Cette mission, je l'ai prise à cœur. D'abord en sensibilisant mes collègues, un midi, à la cafétéria. J'ai longuement parlé de Derrick et du message d'amour que les oiseaux nous transmettaient. Résultat : ils ont bien ri et m'ont traité de néo-paysan. Devant tant de bêtises et après mûre réflexion, j'ai pris le parti de mener des actions solitaires à visée éducative. Cela s'est traduit par la rédaction d'un tract de sensibilisation que j'ai fait imprimer à mille exemplaires en puisant dans les économies de mes enfants. Je les ai disposés dans les toilettes des femmes et dans les salles de pause.

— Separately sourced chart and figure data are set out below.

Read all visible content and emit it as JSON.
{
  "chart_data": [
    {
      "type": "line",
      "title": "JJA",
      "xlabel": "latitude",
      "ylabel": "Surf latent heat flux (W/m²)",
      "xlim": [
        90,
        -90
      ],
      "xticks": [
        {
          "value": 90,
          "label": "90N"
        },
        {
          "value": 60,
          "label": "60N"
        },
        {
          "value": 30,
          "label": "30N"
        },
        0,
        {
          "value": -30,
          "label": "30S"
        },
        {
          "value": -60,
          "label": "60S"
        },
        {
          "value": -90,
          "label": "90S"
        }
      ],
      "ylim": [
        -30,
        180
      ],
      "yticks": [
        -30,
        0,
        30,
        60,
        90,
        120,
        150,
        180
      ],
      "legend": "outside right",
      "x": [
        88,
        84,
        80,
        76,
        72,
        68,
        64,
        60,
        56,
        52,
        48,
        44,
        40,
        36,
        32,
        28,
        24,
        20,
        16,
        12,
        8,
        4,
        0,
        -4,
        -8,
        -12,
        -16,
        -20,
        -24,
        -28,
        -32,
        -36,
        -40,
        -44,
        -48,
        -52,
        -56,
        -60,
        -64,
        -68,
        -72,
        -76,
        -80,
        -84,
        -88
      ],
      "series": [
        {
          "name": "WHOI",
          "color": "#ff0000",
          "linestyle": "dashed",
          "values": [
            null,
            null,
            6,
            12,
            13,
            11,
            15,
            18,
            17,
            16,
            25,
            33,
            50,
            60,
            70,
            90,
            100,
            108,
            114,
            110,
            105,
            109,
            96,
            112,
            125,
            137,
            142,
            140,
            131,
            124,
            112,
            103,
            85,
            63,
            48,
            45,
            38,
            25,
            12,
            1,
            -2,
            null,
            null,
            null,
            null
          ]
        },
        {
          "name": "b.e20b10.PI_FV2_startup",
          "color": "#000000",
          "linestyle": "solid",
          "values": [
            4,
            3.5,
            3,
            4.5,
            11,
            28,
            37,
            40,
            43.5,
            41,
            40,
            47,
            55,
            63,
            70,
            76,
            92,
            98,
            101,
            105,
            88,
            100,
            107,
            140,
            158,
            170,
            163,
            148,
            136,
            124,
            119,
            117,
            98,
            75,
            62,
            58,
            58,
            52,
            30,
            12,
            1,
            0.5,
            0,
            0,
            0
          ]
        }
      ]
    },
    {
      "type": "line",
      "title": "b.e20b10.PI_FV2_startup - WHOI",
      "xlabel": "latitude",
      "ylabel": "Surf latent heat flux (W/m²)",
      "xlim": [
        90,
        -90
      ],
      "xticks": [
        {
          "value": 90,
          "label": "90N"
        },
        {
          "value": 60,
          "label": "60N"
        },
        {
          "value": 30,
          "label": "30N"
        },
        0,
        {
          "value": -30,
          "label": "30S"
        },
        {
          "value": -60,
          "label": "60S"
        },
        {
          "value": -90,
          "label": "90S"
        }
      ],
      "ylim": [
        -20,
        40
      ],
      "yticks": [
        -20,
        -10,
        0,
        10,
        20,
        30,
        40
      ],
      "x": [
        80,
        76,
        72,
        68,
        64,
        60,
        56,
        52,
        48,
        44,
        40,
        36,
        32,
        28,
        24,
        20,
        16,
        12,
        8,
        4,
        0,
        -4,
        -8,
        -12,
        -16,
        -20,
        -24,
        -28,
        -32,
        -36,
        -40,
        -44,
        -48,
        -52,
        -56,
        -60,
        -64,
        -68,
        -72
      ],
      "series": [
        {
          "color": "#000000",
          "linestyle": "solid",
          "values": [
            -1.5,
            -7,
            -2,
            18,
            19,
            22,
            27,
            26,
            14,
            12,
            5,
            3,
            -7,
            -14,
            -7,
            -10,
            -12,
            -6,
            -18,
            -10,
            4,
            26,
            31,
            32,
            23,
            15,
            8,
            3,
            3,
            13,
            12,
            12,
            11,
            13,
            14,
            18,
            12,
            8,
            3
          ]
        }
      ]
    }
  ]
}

Ce qu'il y avait d'écrit sur le tract :
« Les oiseaux ont un bec, des plumes, des ailes et sont dotés d'une intelligence que seule leur sensibilité n'a d'égal. Ils sont l'exemple à suivre pour nous autres qui sommes perdus et désillusionnés. L'humanité est au bord du gouffre. Pour perdurer, l'espèce humaine devra tôt ou tard calquer son existence sur celle des oiseaux. Un indicateur : la neurasthénie, le stress, les soucis de boulot, d'argent, de famille, ils ne connaissent pas, ne savent pas ce que c'est. Pas de violence chez les oiseaux, pas de comportements déviants. Peut-être devrions-nous méditer à ce sujet ? Respectons les oiseaux et écoutons ce qu'ils ont à dire. Rejoignez la cause ! »
Je pensais naïvement que ce document serait lu par un grand nombre de personnes, qu'il amorcerait un début de réflexion. Je me trompais. Les tracts étaient soit ignorés, soit utilisés à des fins autres que réflexives. Dans les salles de pauses, ils servaient de mouchoirs ou de papier essuie-tout. Dans les toilettes des femmes, au vu de l'état dans lequel je les récupérais en fouinant dans les poubelles, ils faisaient office de PQ, de pailles à sniffer de la drogue en poudre et parfois de serviettes hygiéniques pour les plus pauvres. Constat : personne ne s'intéressait à la cause volatile. Pour autant, je ne me décourageais pas.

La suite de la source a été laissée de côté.